Anyway, the stress points have been piling up, and I started to get kind of low tonight. Then my friend Cecelia called. You’ll probably hear about her from time to time. And she was saying she’d been stuck in one place, but now she thought she was all of a sudden headed somewhere, kind of like when boats are in locks and the locks open up and the boat pops out and heads off on the river.

Do you know how a lock works? When a large boat is traveling a river that has very big changes — big enough that they would make rapids, for example — engineers create a series of mechanical dams. The boat floats into the area between two of the dams, then the water is slowly let out between the dams (if the boat is going downstream) or let in (if it’s going upstream) until the boat drops to or rises to the water level of the next section of the river. Then the gate in the mechanical dam, which is called a lock, is opened and the boat can move on.

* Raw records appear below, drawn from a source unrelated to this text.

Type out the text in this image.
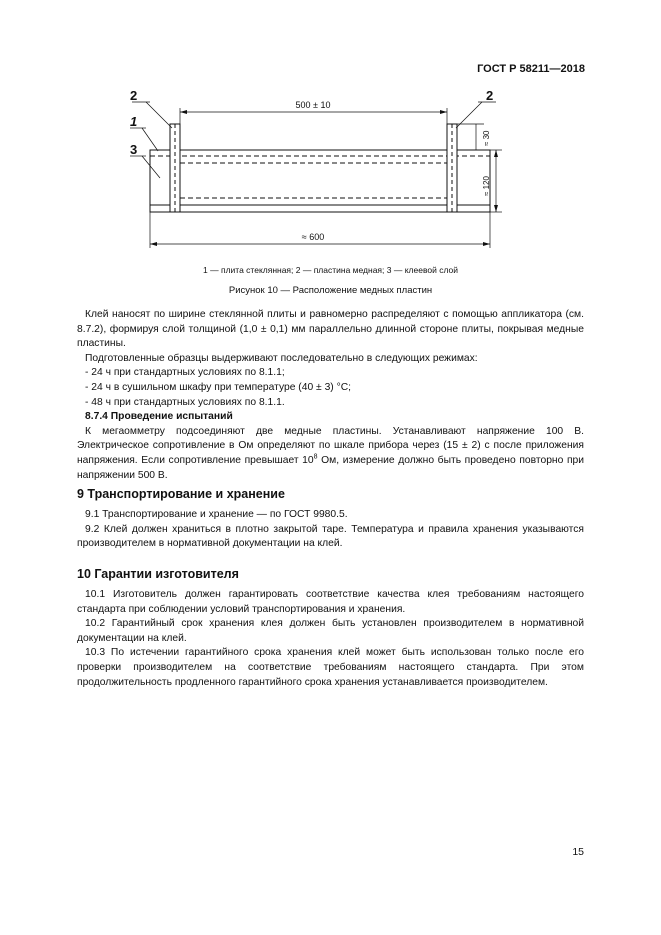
ГОСТ Р 58211—2018
2
1
3
2
500 ± 10
≈ 600
≈ 30
≈ 120
1 — плита стеклянная; 2 — пластина медная; 3 — клеевой слой
Рисунок 10 — Расположение медных пластин

Клей наносят по ширине стеклянной плиты и равномерно распределяют с помощью аппликатора (см. 8.7.2), формируя слой толщиной (1,0 ± 0,1) мм параллельно длинной стороне плиты, покрывая медные пластины.

Подготовленные образцы выдерживают последовательно в следующих режимах:

- 24 ч при стандартных условиях по 8.1.1;

- 24 ч в сушильном шкафу при температуре (40 ± 3) °С;

- 48 ч при стандартных условиях по 8.1.1.

8.7.4 Проведение испытаний

К мегаомметру подсоединяют две медные пластины. Устанавливают напряжение 100 В. Электрическое сопротивление в Ом определяют по шкале прибора через (15 ± 2) с после приложения напряжения. Если сопротивление превышает $10^8$ Ом, измерение должно быть проведено повторно при напряжении 500 В.

9 Транспортирование и хранение

9.1 Транспортирование и хранение — по ГОСТ 9980.5.

9.2 Клей должен храниться в плотно закрытой таре. Температура и правила хранения указываются производителем в нормативной документации на клей.

10 Гарантии изготовителя

10.1 Изготовитель должен гарантировать соответствие качества клея требованиям настоящего стандарта при соблюдении условий транспортирования и хранения.

10.2 Гарантийный срок хранения клея должен быть установлен производителем в нормативной документации на клей.

10.3 По истечении гарантийного срока хранения клей может быть использован только после его проверки производителем на соответствие требованиям настоящего стандарта. При этом продолжительность продленного гарантийного срока хранения устанавливается производителем.

15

Bingo! I realized. That’s what’s happening in my life right now. I’m stuck in a lock while the water is draining out. That’s the sinking feeling.

Boats in a lock

Don’t you get a sinking, claustrophobic feeling just seeing these boats down deep in a lock?

But here’s the great news: A boat that’s going down in a lock is headed downstream. That is to say, sometime in the not-too-terribly distant future, my boat is going to be entering much wider waters. Maybe even the open sea.

So if you feel like you’re sinking and stuck in one place: maybe you’re in a lock waiting to reach the next level. Open ocean adventures ahead!